04-11-2007, 06:32 AM	#7
ryu2832 Senior Member+ Join Date: Dec 2005 Location: Iowa, USA Posts: 2,902 Images: 43	SNPs are as everyone else has said single base changes in a DNA sequence. For what they are doing with the appaloosa lines think of it this way. You make a photocopy (think of each photocopy as a generation). You take the copy and make a photocopy of that, the copy had a piece of lint on it that shows up on each subsequent copy of it. You make a copy of the second copy another speck of lint. Eventually, if you keep making copies of copies, these little changes accumulate. If you lay all of them out infront of you, you can tell the earlier copies from the later copies. So now imagine that you have two copiers (representing two different lines), one has a scratch on the glass that you can see on all the copies made from that machine. If you put a copy from machine 1 into machine 2 and make a copy--the scratch shows up. You can tell by looking at the copied pages, exactly what page was the first that used machine 2 because of the distinct mark left by it. So back to the DNA. The SNPs are small changes that accumulate over time to the horses genome. You can create a molecular lineage by tracking the changes through a known pedigree, like making copies from copies. You can also track different lines by identifying the distinct markers that they have from each other, like the scratch on the glass. Clear as mud? __________________ Gene Pool: Warning, no lifegaurd on duty. "Advice is what we ask for when we already know the answer but wish we didn't." author Erica Jong

04-11-2007, 01:57 PM	#8
Lexy Senior Member+ Join Date: Dec 2006 Location: Alabama Posts: 545 Images: 112 Blog Entries: 2	Bravo Ladida and Ryu....... you have a gift.

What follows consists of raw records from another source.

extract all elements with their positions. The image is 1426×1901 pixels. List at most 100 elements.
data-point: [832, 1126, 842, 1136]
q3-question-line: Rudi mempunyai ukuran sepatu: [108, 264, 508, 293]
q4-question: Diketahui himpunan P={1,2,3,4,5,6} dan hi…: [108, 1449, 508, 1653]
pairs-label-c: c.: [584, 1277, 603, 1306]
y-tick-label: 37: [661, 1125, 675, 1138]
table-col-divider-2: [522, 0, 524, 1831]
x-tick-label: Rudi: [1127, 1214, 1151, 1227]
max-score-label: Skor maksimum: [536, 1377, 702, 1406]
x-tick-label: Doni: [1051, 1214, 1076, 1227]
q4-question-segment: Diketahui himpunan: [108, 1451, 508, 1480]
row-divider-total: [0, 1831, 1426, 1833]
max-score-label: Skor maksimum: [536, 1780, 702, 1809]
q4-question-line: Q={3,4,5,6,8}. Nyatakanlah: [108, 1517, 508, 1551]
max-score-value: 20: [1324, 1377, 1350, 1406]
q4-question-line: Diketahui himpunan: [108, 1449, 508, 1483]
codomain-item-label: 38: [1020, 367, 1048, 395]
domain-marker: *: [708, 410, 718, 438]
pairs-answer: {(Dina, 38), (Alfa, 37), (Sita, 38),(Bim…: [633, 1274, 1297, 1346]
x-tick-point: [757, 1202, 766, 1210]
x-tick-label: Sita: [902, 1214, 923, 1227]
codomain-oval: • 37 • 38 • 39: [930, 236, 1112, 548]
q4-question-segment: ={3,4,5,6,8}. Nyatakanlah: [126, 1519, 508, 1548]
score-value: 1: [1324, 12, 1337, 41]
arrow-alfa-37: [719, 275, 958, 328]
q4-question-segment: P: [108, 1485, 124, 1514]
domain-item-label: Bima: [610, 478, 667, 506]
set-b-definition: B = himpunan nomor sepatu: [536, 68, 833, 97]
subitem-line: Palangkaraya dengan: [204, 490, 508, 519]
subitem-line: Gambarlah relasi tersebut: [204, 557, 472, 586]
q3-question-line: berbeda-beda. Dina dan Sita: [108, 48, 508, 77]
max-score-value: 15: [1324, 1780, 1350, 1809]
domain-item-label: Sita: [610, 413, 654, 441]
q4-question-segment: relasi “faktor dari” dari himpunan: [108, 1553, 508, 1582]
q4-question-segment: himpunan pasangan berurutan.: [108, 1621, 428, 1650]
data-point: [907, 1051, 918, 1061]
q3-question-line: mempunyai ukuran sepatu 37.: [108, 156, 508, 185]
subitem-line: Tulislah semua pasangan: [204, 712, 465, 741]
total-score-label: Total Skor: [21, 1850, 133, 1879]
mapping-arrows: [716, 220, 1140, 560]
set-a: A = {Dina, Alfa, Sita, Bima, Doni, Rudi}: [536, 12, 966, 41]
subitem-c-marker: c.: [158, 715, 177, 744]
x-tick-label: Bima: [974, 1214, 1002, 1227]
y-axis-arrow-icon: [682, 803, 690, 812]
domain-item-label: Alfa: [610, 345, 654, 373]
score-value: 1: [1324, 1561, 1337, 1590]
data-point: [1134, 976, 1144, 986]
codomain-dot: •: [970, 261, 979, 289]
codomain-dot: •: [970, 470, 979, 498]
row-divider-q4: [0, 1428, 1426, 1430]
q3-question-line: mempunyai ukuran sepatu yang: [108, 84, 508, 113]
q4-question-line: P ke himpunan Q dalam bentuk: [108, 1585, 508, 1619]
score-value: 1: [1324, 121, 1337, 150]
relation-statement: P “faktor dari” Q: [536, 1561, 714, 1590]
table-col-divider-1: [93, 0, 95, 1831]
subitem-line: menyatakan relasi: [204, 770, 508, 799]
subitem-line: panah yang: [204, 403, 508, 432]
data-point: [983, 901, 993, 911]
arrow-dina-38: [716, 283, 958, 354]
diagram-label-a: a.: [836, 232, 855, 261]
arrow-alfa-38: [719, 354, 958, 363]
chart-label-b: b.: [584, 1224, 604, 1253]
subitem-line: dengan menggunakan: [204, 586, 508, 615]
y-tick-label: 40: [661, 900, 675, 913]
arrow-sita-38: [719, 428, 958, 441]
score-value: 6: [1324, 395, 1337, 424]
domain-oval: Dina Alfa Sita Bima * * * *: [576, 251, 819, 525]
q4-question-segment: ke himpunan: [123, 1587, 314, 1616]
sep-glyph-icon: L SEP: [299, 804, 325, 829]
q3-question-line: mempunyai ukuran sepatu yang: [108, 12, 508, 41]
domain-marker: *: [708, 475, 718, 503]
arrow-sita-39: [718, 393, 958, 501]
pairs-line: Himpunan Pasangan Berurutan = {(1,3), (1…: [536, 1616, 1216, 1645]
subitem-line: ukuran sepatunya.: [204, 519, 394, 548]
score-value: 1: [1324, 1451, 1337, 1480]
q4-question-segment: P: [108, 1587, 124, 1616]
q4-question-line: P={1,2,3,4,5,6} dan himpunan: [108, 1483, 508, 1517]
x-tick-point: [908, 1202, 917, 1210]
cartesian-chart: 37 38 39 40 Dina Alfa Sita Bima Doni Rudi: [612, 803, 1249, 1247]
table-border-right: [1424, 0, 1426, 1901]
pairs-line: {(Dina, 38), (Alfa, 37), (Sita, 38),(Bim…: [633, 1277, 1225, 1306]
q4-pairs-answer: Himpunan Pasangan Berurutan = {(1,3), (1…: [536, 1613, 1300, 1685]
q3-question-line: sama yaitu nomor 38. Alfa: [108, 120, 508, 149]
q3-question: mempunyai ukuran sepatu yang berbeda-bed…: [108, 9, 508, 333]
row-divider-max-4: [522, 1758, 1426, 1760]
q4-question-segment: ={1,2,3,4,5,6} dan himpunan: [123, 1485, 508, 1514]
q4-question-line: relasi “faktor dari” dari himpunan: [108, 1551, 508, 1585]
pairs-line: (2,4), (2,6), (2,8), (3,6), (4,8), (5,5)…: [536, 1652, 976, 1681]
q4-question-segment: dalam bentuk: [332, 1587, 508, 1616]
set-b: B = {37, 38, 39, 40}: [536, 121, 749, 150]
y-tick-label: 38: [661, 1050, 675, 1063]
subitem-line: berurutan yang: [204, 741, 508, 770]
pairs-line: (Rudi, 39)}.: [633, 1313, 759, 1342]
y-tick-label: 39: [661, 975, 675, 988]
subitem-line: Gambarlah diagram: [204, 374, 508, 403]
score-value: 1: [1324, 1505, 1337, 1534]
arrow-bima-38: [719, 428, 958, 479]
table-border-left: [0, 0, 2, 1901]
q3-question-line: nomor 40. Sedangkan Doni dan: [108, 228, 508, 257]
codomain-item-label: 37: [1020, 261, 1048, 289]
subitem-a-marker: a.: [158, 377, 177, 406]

This is kinda like trigonometry. You either get it or you don't or you get it but couldn't explain it if your life depended on it. Hopefully no one will ever hold a gun to my head wanting me to help them understand SNPs........ I get it, but couldn't explain it! __________________ *Dream if you wish.... Dreams are a nice diversion from reality and sometimes they are all that gets you through.*

04-14-2007, 11:16 AM	#10
Morri Senior Member+ Join Date: Sep 2005 Location: Arizona Posts: 1,078 Images: 94	This site has a lot of good info written in less complicated scientific terms SNPs: Variations on a Theme Just the Facts: A Basic Introduction to the Science Underlying NCBI Resources __________________ "Being born of the human race instead of the animal kingdom does not give you more rights. It gives you more responsibilities."